Israeli troops have controlled most Palestinian cities in the West Bank since they entered them a year ago in response to suicide attacks.

Dahlan proposed an Israeli pullout from large areas of the Gaza Strip as well as Bethlehem and Ramallah, after the Palestinian leadership said over the weekend that it was prepared to take over any area vacated by the Israelis.

The road map calls for Israeli troop withdrawals and a Palestinian crackdown on militants as part of mutual steps to halt violence and resume negotiations leading to a peace agreement and a Palestinian state in 2005.

In tandem with the security talks, Egyptian mediators met with leaders of Hamas to discuss proposals for a halt to attacks on Israelis in exchange for a cessation of Israeli targeted killings of militants, incursions into Palestinian territory and home demolitions.

Last week a Hamas bomber struck an Israeli bus, killing himself and 17 other people, and Israeli helicopter strikes on militants in Gaza killed 25 Palestinians, most of them civilians.

Despite a series of declarations last week by Hamas officials rejecting any cease-fire, Mahmoud Zahar, a leader of the group, indicated Sunday that it was considering proposals for a truce.

Zahar said in a telephone interview that the group was holding consultations locally and with its leadership abroad to formulate a response.

“We are playing politics, we have to put our emotions aside,” Zahar said. “We are not saying absolutely yes, and we are not saying absolutely no. We have to listen, evaluate, discuss and decide.”

Palestinian Prime Minister Mahmoud Abbas is expected to travel to Gaza to join the talks Monday.

Sharon said at the weekly meeting of his Cabinet that “Israel would welcome a cease-fire, should one be attained,” according to a Cabinet communique.

However, Sharon did not rule out more targeted killings of militants or further military operations in Palestinian areas.

“Provided that Israel is not attacked, we will not retaliate except for essential operations of self-defense, such as in the case of a `ticking bomb,'” Sharon was quoted as saying. “Should there be terror activity in an area defined as being under [Palestinian] responsibility, we retain the right to act in those areas.”
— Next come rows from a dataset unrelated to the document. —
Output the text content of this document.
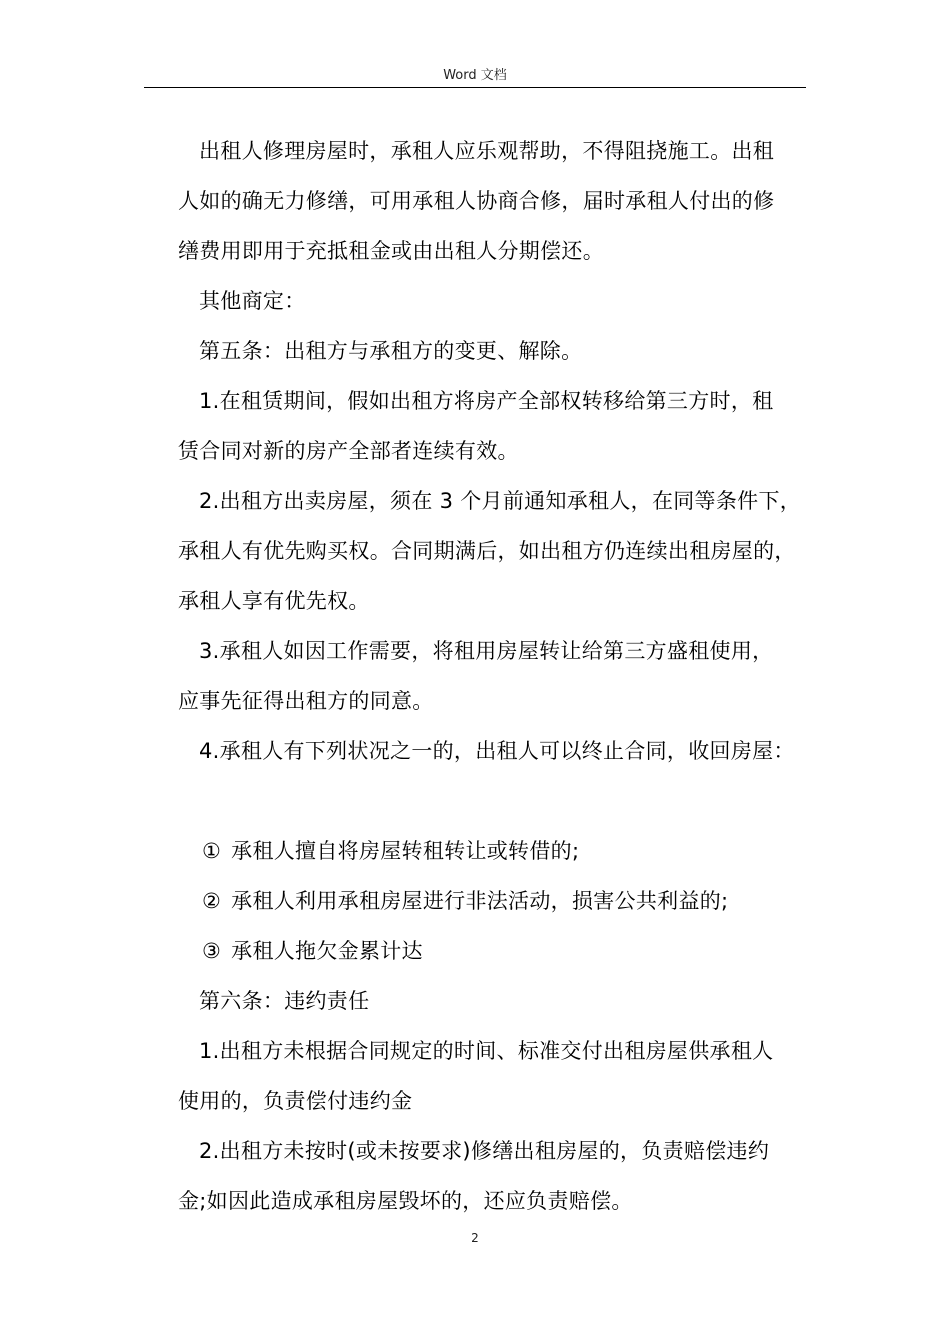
Word 文档
出租人修理房屋时，承租人应乐观帮助，不得阻挠施工。出租
人如的确无力修缮，可用承租人协商合修，届时承租人付出的修
缮费用即用于充抵租金或由出租人分期偿还。
其他商定：
第五条：出租方与承租方的变更、解除。
1.在租赁期间，假如出租方将房产全部权转移给第三方时，租
赁合同对新的房产全部者连续有效。
2.出租方出卖房屋，须在 3 个月前通知承租人，在同等条件下，
承租人有优先购买权。合同期满后，如出租方仍连续出租房屋的，
承租人享有优先权。
3.承租人如因工作需要，将租用房屋转让给第三方盛租使用，
应事先征得出租方的同意。
4.承租人有下列状况之一的，出租人可以终止合同，收回房屋：
① 承租人擅自将房屋转租转让或转借的;
② 承租人利用承租房屋进行非法活动，损害公共利益的;
③ 承租人拖欠金累计达
第六条：违约责任
1.出租方未根据合同规定的时间、标准交付出租房屋供承租人
使用的，负责偿付违约金
2.出租方未按时(或未按要求)修缮出租房屋的，负责赔偿违约
金;如因此造成承租房屋毁坏的，还应负责赔偿。
2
Sharon said the intensity of recent Israeli operations against Hamas had brought American pressure on the Palestinian government to rein in the group.

More violence

Sporadic violence continued Sunday in the Gaza Strip. An Israeli force that entered Beit Hanoun fatally shot a militant in what Palestinians called a targeted killing but the army said was a gunbattle that erupted after soldiers looking for rocket launchers came under heavy fire.

Later in the day, militants fired five rockets into southern Israel, causing no damage or casualties, the army said.

In another development, Peace Now, an Israeli group that monitors settlements, said settlers had put up four new outposts in the West Bank in recent days, even as the army began removing some of the unauthorized sites as part of Israel’s obligations under the road map.

Also Sunday, Sen. Richard Lugar (R-Ind.), chairman of the Senate Foreign Relations Committee, told “Fox News Sunday” that U.S. forces could be used to help “root out terrorism” in the Israeli-Palestinian dispute, including going after Hamas. But he said any such action was “down the trail” and would require careful consideration.